I am honest. I have 2 grown kids of my own plus a few extras. I encourage them to read on many religions, we read a lot of fantasy in this house, so that provides many more. At any age, if a kid asks me a question I will answer it honestly. Due to the nature of some of the questions, I only answer the question, I don't give any more info. But I don't lie to them. If it is about religion, I tell them what I think, why I don't believe. I don't preach at them, but when exposed to a number of religions, each claiming to be the right one, kids work out that none have any validity.

3

I don't have, nor do I want kids, but if I did I would focus on science, philosophy, and critical reasoning skills, and hopefully they wouldn't fall victim to religious claims. I'd even expose them to the many, many different world religions and point out that each is based on faith, and nearly all claim to have the truth, all without providing evidence.
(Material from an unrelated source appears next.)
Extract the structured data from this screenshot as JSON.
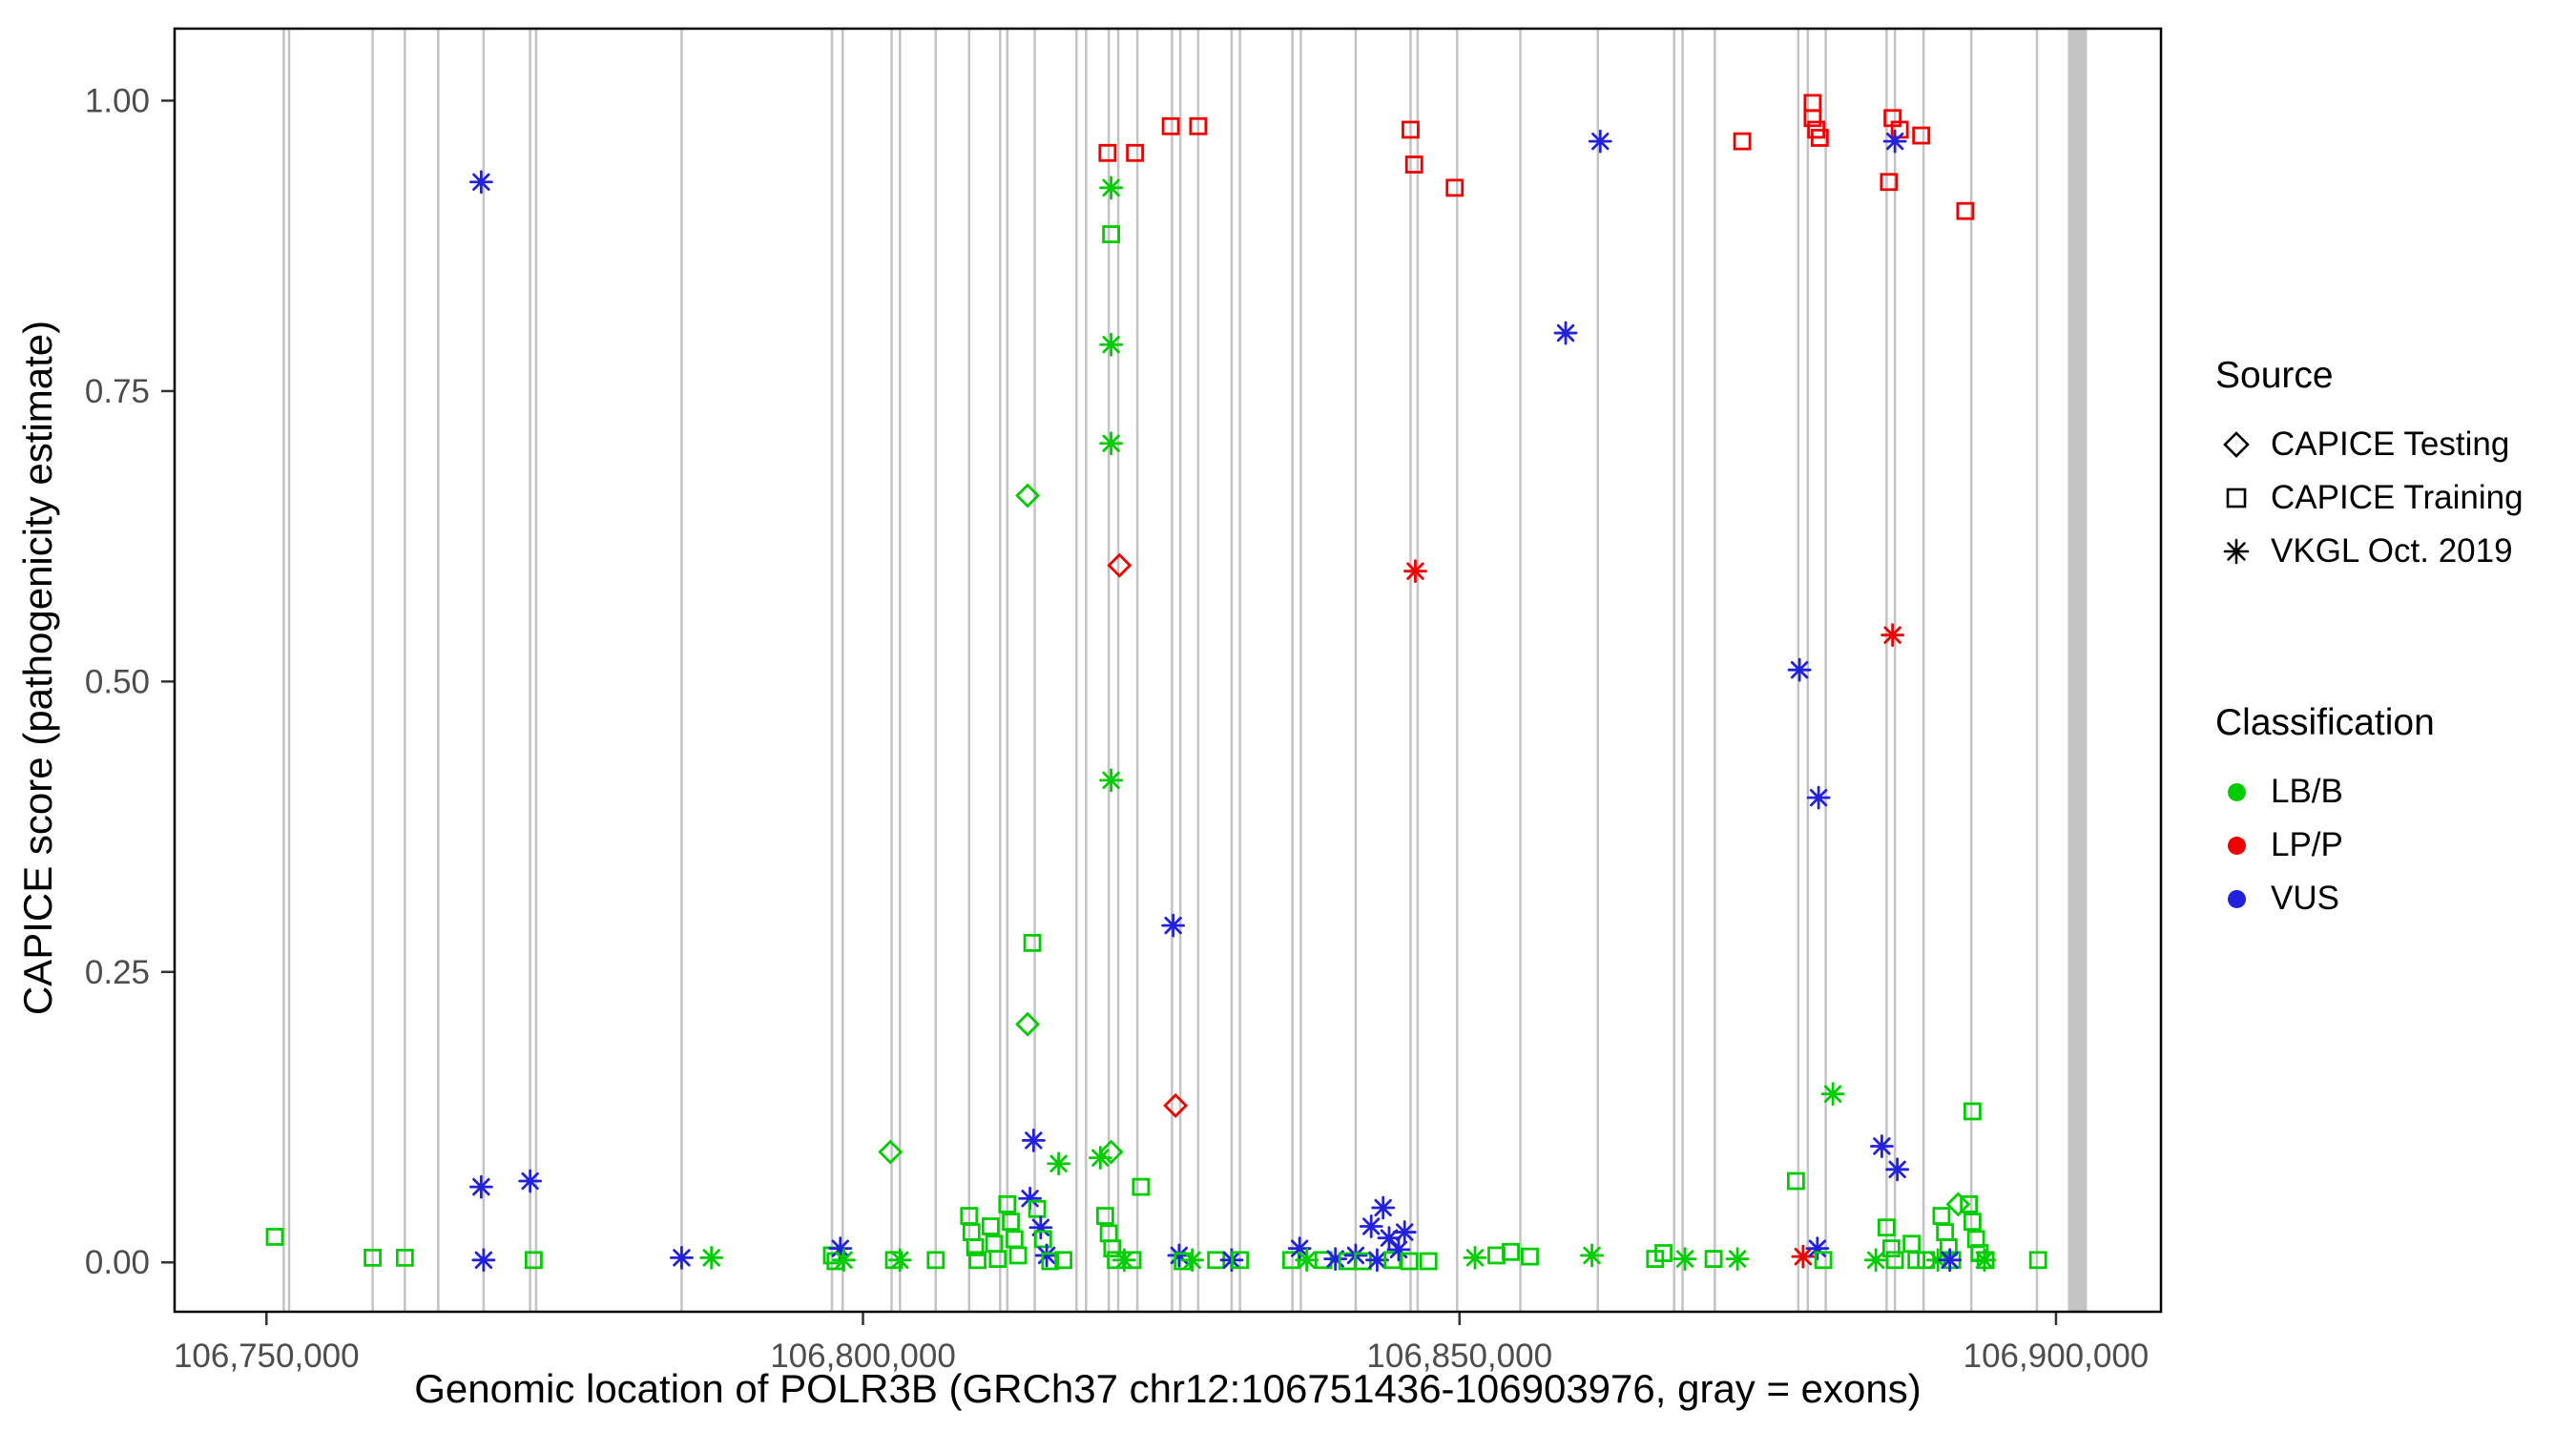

Ultimately it's their decision, but I'd do my best to ensure they have the tools they need to make the best decision.

2

I taught mine to study the religions and non-religions that interest them using critical thinking then make up their own mind about what's true. I will love them no matter what they decide. Currently all three are non religious.

3

Whilst I was born in an Atheist family...my parents always discussed with us the impact religion has on society...and we were always told we were free to change owr minds. My second cousin, for instance, did change his mind...became a priest and is at the Vatican.

1

I never saw a child who choose to be religious if he is not indoctrinated. If he is predisposed to believe in magic, because doesn't have the self-confidence that he needs, and many other social factors, then he may become religios when he is adult.
How you guide your child? being honest, being open, being rational. If you just think you are, but you are not, that will have other outcome.

3

I would never tell him he could not participate in religious activities, but I would teach him to question things, and not to accept wrong answers with nothing to back it, also not to argue with crazy people that can’t see reality, but that does not mean they are wrong all the time. Poor kid, poor all of us that need to deal with this twilight zone.

8

I would inform and educate them and strongly urge them to seek the truth and question everything, but never indoctrinate them. The best gift we can give children is the art of Critical Thinking".

2

There was a huge post about this a day or two ago if you want a lot of feedback...

4

I am going through this currently. My kids want to go to Sunday school I allow it but then I reassure them that it is fiction.

2

I raised two daughters without religion. Know culturally their mother is Jewish and their fathers one Born Again now and the other atheist. One believes in Wicca and the other believes in nada.